In the 2014 World Series, Morse had four hits in 16 at-bats and drove in four runs. The Giants defeated the Kansas City Royals in seven games, giving Morse the first World Series ring of his ten-year career. In Game 7, Morse drove in two of the team's three runs, including what proved to be the game-winning RBI in the top of the fourth inning off Royals reliever Kelvin Herrera.

===Miami Marlins (2015)===
On December 17, 2014, Morse signed a two-year deal with his hometown team, the Miami Marlins, worth $16 million. Morse began the 2015 season as the Marlins' starting first baseman, but he struggled and began to lose playing time to Justin Bour by May. In 2015 with Miami he batted .213/.276/.313.

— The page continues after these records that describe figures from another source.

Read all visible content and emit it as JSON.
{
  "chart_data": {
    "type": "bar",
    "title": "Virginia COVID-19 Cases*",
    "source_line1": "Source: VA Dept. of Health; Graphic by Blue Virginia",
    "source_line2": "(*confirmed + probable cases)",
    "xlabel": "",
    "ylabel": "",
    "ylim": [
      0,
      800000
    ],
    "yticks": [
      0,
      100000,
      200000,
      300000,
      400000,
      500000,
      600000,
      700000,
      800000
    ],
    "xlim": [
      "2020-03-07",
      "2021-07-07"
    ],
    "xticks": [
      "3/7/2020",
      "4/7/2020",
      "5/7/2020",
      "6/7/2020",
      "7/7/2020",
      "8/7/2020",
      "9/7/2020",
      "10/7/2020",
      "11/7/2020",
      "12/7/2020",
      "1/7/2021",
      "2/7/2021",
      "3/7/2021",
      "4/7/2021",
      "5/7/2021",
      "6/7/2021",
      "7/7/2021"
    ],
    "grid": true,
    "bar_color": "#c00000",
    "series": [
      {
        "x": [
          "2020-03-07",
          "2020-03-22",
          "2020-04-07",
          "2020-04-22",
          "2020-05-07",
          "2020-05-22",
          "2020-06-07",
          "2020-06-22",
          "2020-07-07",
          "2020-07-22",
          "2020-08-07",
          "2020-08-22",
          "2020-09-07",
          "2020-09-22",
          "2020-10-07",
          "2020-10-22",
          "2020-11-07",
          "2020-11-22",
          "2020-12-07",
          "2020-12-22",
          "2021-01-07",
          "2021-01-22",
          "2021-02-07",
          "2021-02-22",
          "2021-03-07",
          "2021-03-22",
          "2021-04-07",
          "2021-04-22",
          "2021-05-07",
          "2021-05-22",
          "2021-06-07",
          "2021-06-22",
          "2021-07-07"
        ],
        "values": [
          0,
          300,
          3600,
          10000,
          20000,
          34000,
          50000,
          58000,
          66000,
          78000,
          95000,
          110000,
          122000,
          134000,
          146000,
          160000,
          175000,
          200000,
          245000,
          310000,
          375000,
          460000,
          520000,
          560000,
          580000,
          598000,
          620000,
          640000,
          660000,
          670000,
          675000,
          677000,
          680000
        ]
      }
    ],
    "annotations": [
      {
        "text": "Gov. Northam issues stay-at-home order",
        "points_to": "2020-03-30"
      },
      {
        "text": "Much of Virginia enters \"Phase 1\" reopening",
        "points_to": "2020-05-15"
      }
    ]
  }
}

===Pittsburgh Pirates (2015–2016)===
On July 30, 2015, in a three-team trade, the Los Angeles Dodgers acquired Morse, Mat Latos, Bronson Arroyo, Alex Wood, Jim Johnson, Luis Avilán, and José Peraza, while the Marlins acquired minor league pitchers Victor Araujo, Jeff Brigham, and Kevin Guzman, and the Atlanta Braves received Héctor Olivera, Paco Rodriguez, minor league pitcher Zachary Bird, and a competitive balance draft pick for the 2016 MLB draft. The Dodgers promptly designated Morse for assignment. The following day he was traded to the Pittsburgh Pirates in exchange for José Tábata. Morse was designated for assignment by the Pirates on April 13, 2016. He was released on April 21, 2016.

===Second stint with San Francisco Giants (2017)===
After his release from the Pirates, Morse did studio broadcasting work with MLB Network and CBS Radio. At Hunter Pence's wedding in November 2016, he talked to Giants' general manager Bobby Evans, who gave him a handshake deal to spring training to see if he could still contribute as a reserve major league player. On December 23, 2016, Morse signed a minor league contract with the San Francisco Giants.

Morse was called up by the Giants on April 26, 2017. In his first major league at bat in over a year, he hit an eighth-inning, game-tying pinch hit home run, mirroring his blast in Game 5 of the 2014 NLCS.

During a May 29, 2017, bench-clearing incident after Giants reliever Hunter Strickland hit Morse's former Nationals teammate Bryce Harper with a fastball and Harper charged the mound, Morse (playing first base at the time) quickly interposed himself between the two players in an effort to break up the fight. Giants starting pitcher Jeff Samardzija collided with Morse while taking a run at Harper, sending both Giants to the ground and leaving Morse with a concussion. Morse was placed on the 7-day concussion list after the game. He told the San Francisco Chronicle weeks later that he still remembered little of the altercation and was continuing to deal with concussion symptoms, for which he was receiving daily testing and treatment at Stanford University. Harper said he was "very thankful" to Morse for stepping in, noting that he could have been seriously injured if Samardzija had gotten through and hit him. Morse missed the remainder of the 2017 season as a result of the concussion. In 2017 with the Giants he batted .194/.250/.306.

==Broadcasting career==
In 2018, Mid-Atlantic Sports Network (MASN) hired Morse as a broadcaster. From May 25 to 27, 2018, he made his broadcasting debut by filling in for Ray Knight as the studio analyst on the Nats Xtra pregame and postgame shows on MASN, working with host Johnny Holliday during a weekend three-game Washington Nationals series at the Miami Marlins. In his second stint with MASN, from June 15 to 17, 2018, he made his debut as an in-game color commentator when he substituted for F. P. Santangelo for the MASN broadcast of a three-game weekend Nationals series against the Toronto Blue Jays in Toronto, working alongside play-by-play man Bob Carpenter. He substituted again for Santangelo August 13 to 15, 2018, during the three-game Nationals series against the St. Louis Cardinals in St. Louis.

==Personal life==

Morse married Jessica Etably in 2012. They reside in Fort Lauderdale, Florida, and have a daughter and a son.